L'Europe a besoin d'"urgence" d'un mécanisme de répartition des migrants, juge le HCR

L'Europe doit se doter en "urgence" d'un mécanisme de répartition automatique, prévisible et solidaire des migrants secourus en Méditerranée pour leur offrir les gages d'un meilleur accueil, juge Céline Schmitt, porte-parole en France du Haut-commissariat aux réfugiés de l'ONU.

Question: l'échec de la prise en charge par l'Europe de 180 migrants débarqués en Italie du navire humanitaire Ocean Viking, il y a un an, est-il le symptôme d'une politique qui dysfonctionne ?

Réponse: "je ne saurais pas dire si c'est un +bug+ isolé, mais cela montre tout le problème des négociations bateau par bateau et l'absence d'un mécanisme de répartition automatique, prévisible. Ce mécanisme est important parce que l'accueil doit être organisé, pour qu'il y ait un enregistrement rapide des personnes une fois qu'elles débarquent en Europe.

Certes, ces personnes peuvent déposer une demande d'asile en Italie, le pays de débarquement, mais il ne faudrait pas que ce soit la seule responsabilité des pays qui sont frontaliers de la Méditerranée, du simple fait de leur emplacement géographique.

C'est pour ça qu'il faut un partage de la solidarité et de responsabilités par différents pays européens, pour protéger les personnes qui fuient les guerres, les persécutions, et qui ont besoin de protection internationale.

C'est particulièrement vrai pour les personnes vulnérables, notamment les enfants, dont les besoins de réunification familiale doivent être identifiés rapidement.

En 2020-2021, il y a eu des difficultés pour mettre en place ces opérations de relocalisation du fait de la pandémie. Mais malgré ce long blocage, des solutions ont été trouvées par des Etats pour gérer à la fois la santé publique et l'obligation internationale d'accueillir des réfugiés. Le temps est venu d'avancer à nouveau sur cette question de l'accueil.

Q: que changerait la mise en place d'un tel mécanisme de répartition ?

R: s'il y avait eu ce mécanisme, un tel blocage n'aurait pas eu lieu. Avec un mécanisme prévisible, on répond aussi au besoin de renforcer les capacités de recherche et de sauvetage en Méditerranée, où les drames continuent, car la solidarité commence en amont de l'arrivée des personnes en Europe.

Elle commence par le fait de sauver des vies, et de débarquer ces personnes dans un port sûr.

Cela permettrait aussi un débarquement plus rapide, en évitant des situations de blocage en mer, parfois pendant des semaines.

Et enfin un partage de la solidarité avec les pays où arrivent les réfugiés, avec des procédures pour déterminer leur besoin de protection et leur relocalisation.
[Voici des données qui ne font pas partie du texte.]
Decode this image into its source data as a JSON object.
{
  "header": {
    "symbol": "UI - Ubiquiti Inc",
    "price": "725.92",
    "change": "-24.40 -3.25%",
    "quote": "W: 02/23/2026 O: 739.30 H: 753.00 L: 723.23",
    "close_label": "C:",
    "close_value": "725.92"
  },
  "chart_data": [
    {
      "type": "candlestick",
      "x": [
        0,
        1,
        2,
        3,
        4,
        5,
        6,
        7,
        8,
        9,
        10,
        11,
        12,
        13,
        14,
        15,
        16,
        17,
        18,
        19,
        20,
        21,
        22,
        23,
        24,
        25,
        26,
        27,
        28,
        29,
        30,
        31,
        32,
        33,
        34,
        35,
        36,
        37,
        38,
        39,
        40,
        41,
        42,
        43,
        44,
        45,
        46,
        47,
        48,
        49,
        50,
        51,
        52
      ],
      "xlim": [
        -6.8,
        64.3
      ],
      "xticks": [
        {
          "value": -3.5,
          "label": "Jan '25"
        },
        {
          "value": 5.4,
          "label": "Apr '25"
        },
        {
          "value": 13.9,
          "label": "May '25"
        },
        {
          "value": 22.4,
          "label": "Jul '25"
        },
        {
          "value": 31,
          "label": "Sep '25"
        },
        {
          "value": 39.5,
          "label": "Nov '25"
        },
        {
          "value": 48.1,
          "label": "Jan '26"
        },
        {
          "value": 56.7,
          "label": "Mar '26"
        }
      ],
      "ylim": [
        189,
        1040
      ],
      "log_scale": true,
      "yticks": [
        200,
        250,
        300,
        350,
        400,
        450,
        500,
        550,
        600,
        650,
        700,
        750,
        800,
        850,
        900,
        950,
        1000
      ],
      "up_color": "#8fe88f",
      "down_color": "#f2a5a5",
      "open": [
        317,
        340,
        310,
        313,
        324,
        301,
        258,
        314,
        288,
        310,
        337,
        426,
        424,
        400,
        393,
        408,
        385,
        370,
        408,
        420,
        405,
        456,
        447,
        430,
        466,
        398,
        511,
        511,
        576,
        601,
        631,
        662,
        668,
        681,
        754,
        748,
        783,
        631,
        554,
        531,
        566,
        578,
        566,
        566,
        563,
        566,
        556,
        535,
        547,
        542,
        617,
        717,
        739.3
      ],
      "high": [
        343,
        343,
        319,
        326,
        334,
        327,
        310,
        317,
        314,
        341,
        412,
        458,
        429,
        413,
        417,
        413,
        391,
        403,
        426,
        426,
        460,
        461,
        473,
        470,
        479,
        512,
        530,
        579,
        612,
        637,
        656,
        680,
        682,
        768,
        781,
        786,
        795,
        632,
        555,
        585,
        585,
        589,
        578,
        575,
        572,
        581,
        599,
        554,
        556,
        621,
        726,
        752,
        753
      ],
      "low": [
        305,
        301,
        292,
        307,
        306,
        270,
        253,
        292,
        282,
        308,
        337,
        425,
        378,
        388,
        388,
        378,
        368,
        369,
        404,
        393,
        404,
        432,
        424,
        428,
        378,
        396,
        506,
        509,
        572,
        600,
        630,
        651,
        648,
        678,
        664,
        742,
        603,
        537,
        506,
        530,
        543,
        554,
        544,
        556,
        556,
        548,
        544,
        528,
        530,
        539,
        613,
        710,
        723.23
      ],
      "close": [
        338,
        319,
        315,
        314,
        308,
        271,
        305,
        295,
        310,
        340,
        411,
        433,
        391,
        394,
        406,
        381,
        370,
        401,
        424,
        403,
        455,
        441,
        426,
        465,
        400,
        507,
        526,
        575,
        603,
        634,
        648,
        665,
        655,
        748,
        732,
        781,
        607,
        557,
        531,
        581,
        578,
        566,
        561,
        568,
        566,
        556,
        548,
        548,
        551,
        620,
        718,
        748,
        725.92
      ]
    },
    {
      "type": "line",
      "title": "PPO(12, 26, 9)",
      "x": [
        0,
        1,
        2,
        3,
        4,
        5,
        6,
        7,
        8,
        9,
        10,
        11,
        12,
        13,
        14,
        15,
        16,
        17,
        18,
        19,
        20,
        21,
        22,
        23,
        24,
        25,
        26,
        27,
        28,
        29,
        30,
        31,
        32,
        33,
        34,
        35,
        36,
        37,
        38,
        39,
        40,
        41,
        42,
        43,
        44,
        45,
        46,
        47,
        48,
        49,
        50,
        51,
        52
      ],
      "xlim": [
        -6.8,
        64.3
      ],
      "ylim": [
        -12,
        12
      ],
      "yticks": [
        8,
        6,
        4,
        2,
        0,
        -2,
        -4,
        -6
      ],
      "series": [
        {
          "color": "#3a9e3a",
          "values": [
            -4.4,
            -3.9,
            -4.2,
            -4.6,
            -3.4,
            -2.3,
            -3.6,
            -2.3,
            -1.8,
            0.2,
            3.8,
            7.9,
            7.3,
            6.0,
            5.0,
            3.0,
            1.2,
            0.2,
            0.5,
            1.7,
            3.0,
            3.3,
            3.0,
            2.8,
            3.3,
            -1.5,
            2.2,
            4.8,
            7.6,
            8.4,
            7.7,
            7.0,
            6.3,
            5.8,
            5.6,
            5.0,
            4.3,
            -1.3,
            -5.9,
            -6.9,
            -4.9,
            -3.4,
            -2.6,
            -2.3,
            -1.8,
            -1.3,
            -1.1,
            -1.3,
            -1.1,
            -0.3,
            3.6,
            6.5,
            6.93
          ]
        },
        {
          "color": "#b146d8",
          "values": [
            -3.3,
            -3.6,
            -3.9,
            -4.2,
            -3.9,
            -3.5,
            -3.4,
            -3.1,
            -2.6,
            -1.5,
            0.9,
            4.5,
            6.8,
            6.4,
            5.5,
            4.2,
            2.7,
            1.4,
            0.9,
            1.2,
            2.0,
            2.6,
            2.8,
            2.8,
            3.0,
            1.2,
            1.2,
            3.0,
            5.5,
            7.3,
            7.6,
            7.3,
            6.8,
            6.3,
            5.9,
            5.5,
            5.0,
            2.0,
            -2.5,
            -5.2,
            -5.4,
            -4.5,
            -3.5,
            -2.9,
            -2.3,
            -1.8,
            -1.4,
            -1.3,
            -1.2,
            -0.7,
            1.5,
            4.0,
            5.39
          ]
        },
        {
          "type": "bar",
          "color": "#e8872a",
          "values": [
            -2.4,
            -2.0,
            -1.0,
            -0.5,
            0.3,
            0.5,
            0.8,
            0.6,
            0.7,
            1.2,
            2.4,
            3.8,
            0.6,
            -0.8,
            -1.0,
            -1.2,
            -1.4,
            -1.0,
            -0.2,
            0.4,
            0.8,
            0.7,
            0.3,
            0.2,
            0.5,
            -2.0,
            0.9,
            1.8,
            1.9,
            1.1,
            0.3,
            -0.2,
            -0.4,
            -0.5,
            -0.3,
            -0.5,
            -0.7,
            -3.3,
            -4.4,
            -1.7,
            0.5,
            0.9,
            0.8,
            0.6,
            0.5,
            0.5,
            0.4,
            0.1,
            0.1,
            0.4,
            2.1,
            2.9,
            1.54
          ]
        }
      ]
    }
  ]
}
C'est ce que prévoit le pacte européen sur l'asile et l'immigration, qui a été présenté par la Commission européenne.

Q: cela signifie-t-il que le système temporaire actuel, né de l'accord de La Valette en 2019, ne permet pas de gérer les flux migratoires en Méditerranée ?

R: les accords de La Valette, c'est un début. Mais c'est insuffisant. C'est pour ça qu'il y a urgence à mettre en place ce mécanisme pérenne, pour éviter ces discussions bateau par bateau qui ne sont acceptables pour personne.

Ces discussions, très longues, peuvent donner l'impression que la situation est ingérable, alors qu'elle est tout à fait gérable. Si on regarde la Méditerranée centrale (la route migratoire maritime la plus meurtrière du monde, qui relie notamment la Libye à l'Italie ou Malte, ndlr), l'an dernier, ce sont moins de 50.000 personnes qui arrivent.

C'est totalement gérable au regard de la population européenne et au vu du nombre de personnes déracinées dans le monde, qui a atteint 82 millions de personnes."